Lo Zimbabwe e lo sciopero dei guerrieri

I Guerrieri neanche volevano andarci in Gabon. E la sera prima di partire per la Coppa d’Africa hanno disertato la cena ufficiale con il vicepresidente della Repubblica. Non uno sgarbo da poco, se i protagonisti del gran rifiuto sono i calciatori della nazionale dello Zimbabwe, Warriors di soprannome, e se lo sgarbo è stato rivolto, di fatto, anche al dittatore Robert Mugabe, 92 anni, al potere ininterrottamente dal 1980, quando divenne primo ministro. Ad agosto, dopo che i trentuno membri della squadra olimpica hanno chiuso i Giochi di Rio senza una medaglia, l’ira di Mugabe è divenuta leggendaria, insieme alla minaccia di chiedere indietro ai disonorati atleti, pena l’arresto, i soldi spesi dallo Zimbabwe per la preparazione e il viaggio a queste sciagurate Olimpiadi.
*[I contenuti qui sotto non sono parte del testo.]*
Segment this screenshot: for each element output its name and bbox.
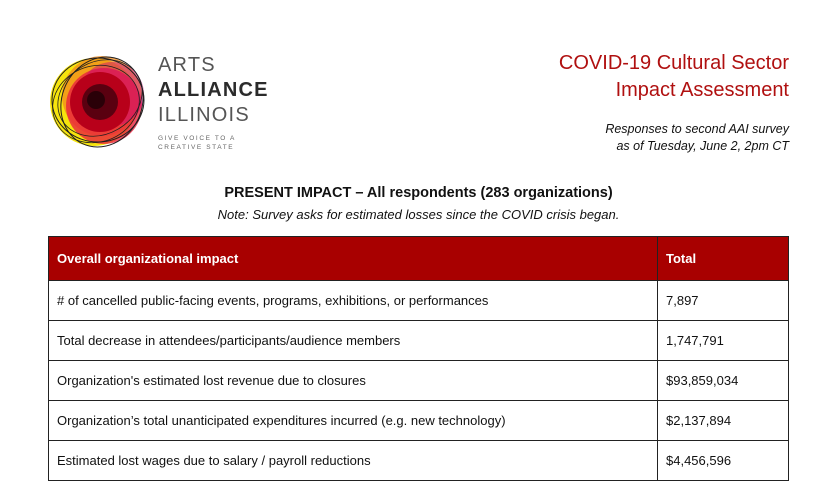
logo-word-illinois: ILLINOIS [158,104,250,126]
section-heading: PRESENT IMPACT – All respondents (283 or… [224,185,613,201]
logo-tagline-2: CREATIVE STATE [158,144,235,151]
report-title: COVID-19 Cultural Sector Impact Assessme… [559,50,789,104]
row-total: $4,456,596 [657,440,789,481]
row-total: 7,897 [657,280,789,321]
row-label: Organization's estimated lost revenue du… [48,360,658,401]
table-row: Total decrease in attendees/participants… [48,320,789,361]
section-note: Note: Survey asks for estimated losses s… [217,207,620,222]
report-subtitle-line-2: as of Tuesday, June 2, 2pm CT [616,139,789,153]
row-label: Organization’s total unanticipated expen… [48,400,658,441]
row-total: $93,859,034 [657,360,789,401]
arts-alliance-logo-icon [50,56,145,148]
row-label: # of cancelled public-facing events, pro… [48,280,658,321]
row-total: $2,137,894 [657,400,789,441]
row-total: 1,747,791 [657,320,789,361]
row-label: Estimated lost wages due to salary / pay… [48,440,658,481]
logo-word-alliance: ALLIANCE [158,79,269,101]
report-subtitle-line-1: Responses to second AAI survey [605,122,789,136]
table-row: Organization's estimated lost revenue du… [48,360,789,401]
column-header-total: Total [657,236,789,281]
logo-tagline-1: GIVE VOICE TO A [158,135,236,142]
row-label: Total decrease in attendees/participants… [48,320,658,361]
logo-word-arts: ARTS [158,54,216,76]
report-title-line-1: COVID-19 Cultural Sector [558,52,789,74]
table-row: Estimated lost wages due to salary / pay… [48,440,789,481]
table-row: Organization’s total unanticipated expen… [48,400,789,441]
table-header-row: Overall organizational impact Total [48,236,789,281]
table-row: # of cancelled public-facing events, pro… [48,280,789,321]
logo-wordmark: ARTS ALLIANCE ILLINOIS GIVE VOICE TO A C… [158,53,269,152]
report-title-line-2: Impact Assessment [615,79,789,101]
report-subtitle: Responses to second AAI survey as of Tue… [605,121,789,155]
impact-table: Overall organizational impact Total # of… [48,236,789,481]
column-header-impact: Overall organizational impact [48,236,658,281]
L’economia locale è in ginocchio, il paese otto anni fa è rimasto senza un soldo, nel senso letterale del termine: la valuta nazionale ha perso valore legale in conseguenza dell’inflazione stellare e il governo ha adottato unilateralmente il dollaro statunitense come moneta ufficiale. In una terra di oltre 14 milioni di abitanti, con la disoccupazione al 90% e i dipendenti pubblici, dai poliziotti ai medici, che faticano a ricevere lo stipendio, la crisi ha travolto anche il calcio: nel 2015 la Fifa ha escluso lo Zimbabwe dalle qualificazioni al mondiale di Russia per un debito di 67mila dollari mai saldato nei confronti dell’ex ct, il brasiliano Jose Claudinei Georgini. L’attuale allenatore Callisto Pasuwa, che guida anche l’U23, già due anni fa se n’era andato perché non aveva preso un quattrino. E i giocatori hanno litigato con la federazione per il premio qualificazione, conquistata dopo undici anni, e le pessime condizioni di allenamento, costringendo il governo a stanziare un fondo straordinario di un milione di dollari per salvare la missione. Oggi debuttano contro l’Algeria, nel girone peggiore possibile, che include Senegal e Tunisia. Mugabe intanto è diventato il capo di Stato più longevo al mondo e non teme di essere giudicato dai risultati sul campo. Ripete, più o meno, che può esonerarlo soltanto Dio.